Las mujeres por su parte, ya tenían previsto como habrían de actuar, y pasada la hora de la comida, tres de ellas entre las que se encontraba Amparo, que era una de las autoras del plan, llamaron por teléfono al ayuntamiento.
La llamada los pilló a todos por sorpresa, quizás la teoría de una intervención de otro mundo había cobrado fuerza, dado lo insólito de la situación. El alcalde fue requerido, para negociar, por una concejala que formaba parte del trío femenino. El comunicado fue corto, no había exigencias, simplemente se invitaba a todos los hombres del pueblo a experimentar en sus propias carnes como sería la vida sin mujeres, y el porque se había llegado a esa situación. También se les instó a una nueva comunicación al día siguiente. El alcalde tímidamente antes de colgar el teléfono preguntó por su esposa.
Aquella noche, y después de ser informados todos los hombres de que sus mujeres estaban bien, y de cómo había transcurrido la conversación, se retiraron a sus casas, con la intención y la promesa de pensar sobre el asunto, aunque algunos simplemente echaban de menos una compañía a la que se habían acostumbrado demasiado. Agustín le dio muchas vueltas a su relación con Amparo, reconoció para sí mismo la de veces que no daba importancia a lo que ella le decía, se sorprendió de veras de lo egoísta que podía llegar a ser.
Las mujeres por su parte también se hicieron cargo de los inconvenientes que tendría una vida en un mundo habitado solo por ellas, la apretada convivencia en el viejo estadio, provocó algún que otro incidente que fue mermando la ilusión del primer día.

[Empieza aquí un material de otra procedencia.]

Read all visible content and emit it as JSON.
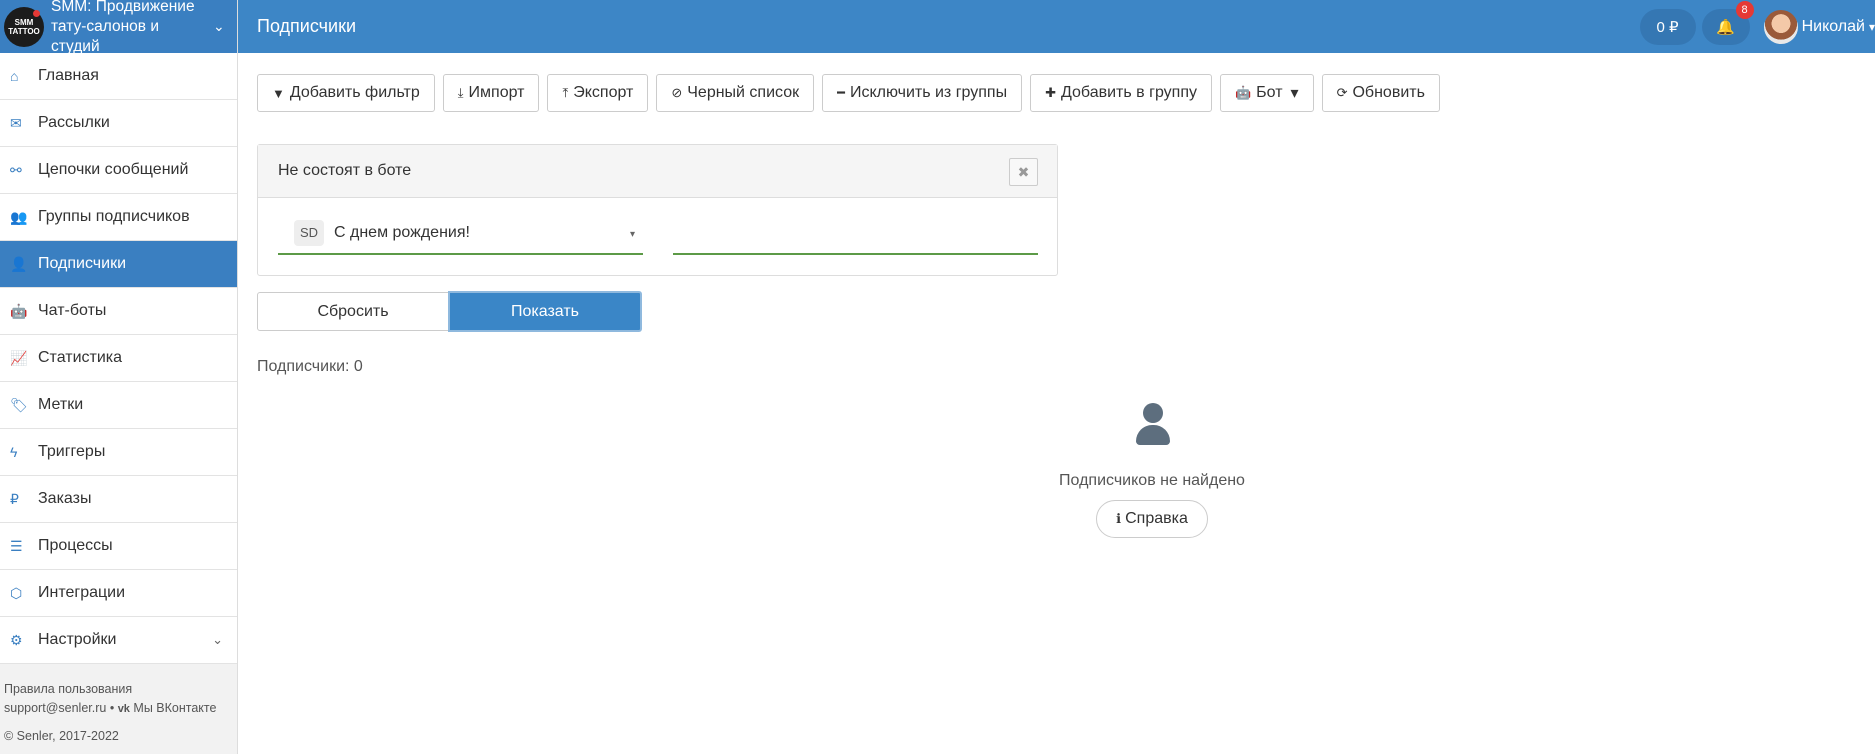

Al cuarto día, y después de una comunicación diaria con los hombres decidieron todos de mutuo acuerdo que ellas volvieran a casa. El asunto había trascendido el secretismo del pueblo, pues era evidente para alguien que viniera de fuera que allí pasaba algo, así que el quinto día, el acordado para la vuelta al pueblo, este amaneció plagado de cámaras de televisión y de periodistas que no se cansaban de llenar horas de infames programas a costa de una realidad de las mujeres en la
sociedad que ellos mismos se encargaban en muchos casos de hacer perdurar.
La alcaldía se comprometió a equilibrar los sueldos de todos sus empleados independientemente de que estos fueran hombres o mujeres, también promovería el acceso de estas a puestos de trabajo más cualificados y a la formación de las amas de casa en actividades propuestas por ellas mismas. Aceptaría del mismo modo la creación de una asamblea de mujeres que mantuviera una comunicación con estas y sus problemas. Los hombres por su parte se comprometían a participar más en la educación de sus hijos y en el reparto de las tareas domésticas. Así como en intentar diluir ese enquistado patriarcado que tanto mal había hecho a lo largo de la historia. Ellas por su parte prometieron paciencia con estos difíciles cambios, sobre todo con el último punto.
A las doce de la mañana del último día, las mujeres del pueblo abandonaron su escondite para acercarse andando hasta el pueblo, donde la impaciencia casi se masticaba. Así acabo aquella historia, esa noche, todos los Agustines del pueblo se reunieron con sus Amparos, acompañados por sus Álvaros, esperanzados todos en empezar de nuevo un mundo que se había prometido tantas y tantas veces y que nunca llegaba.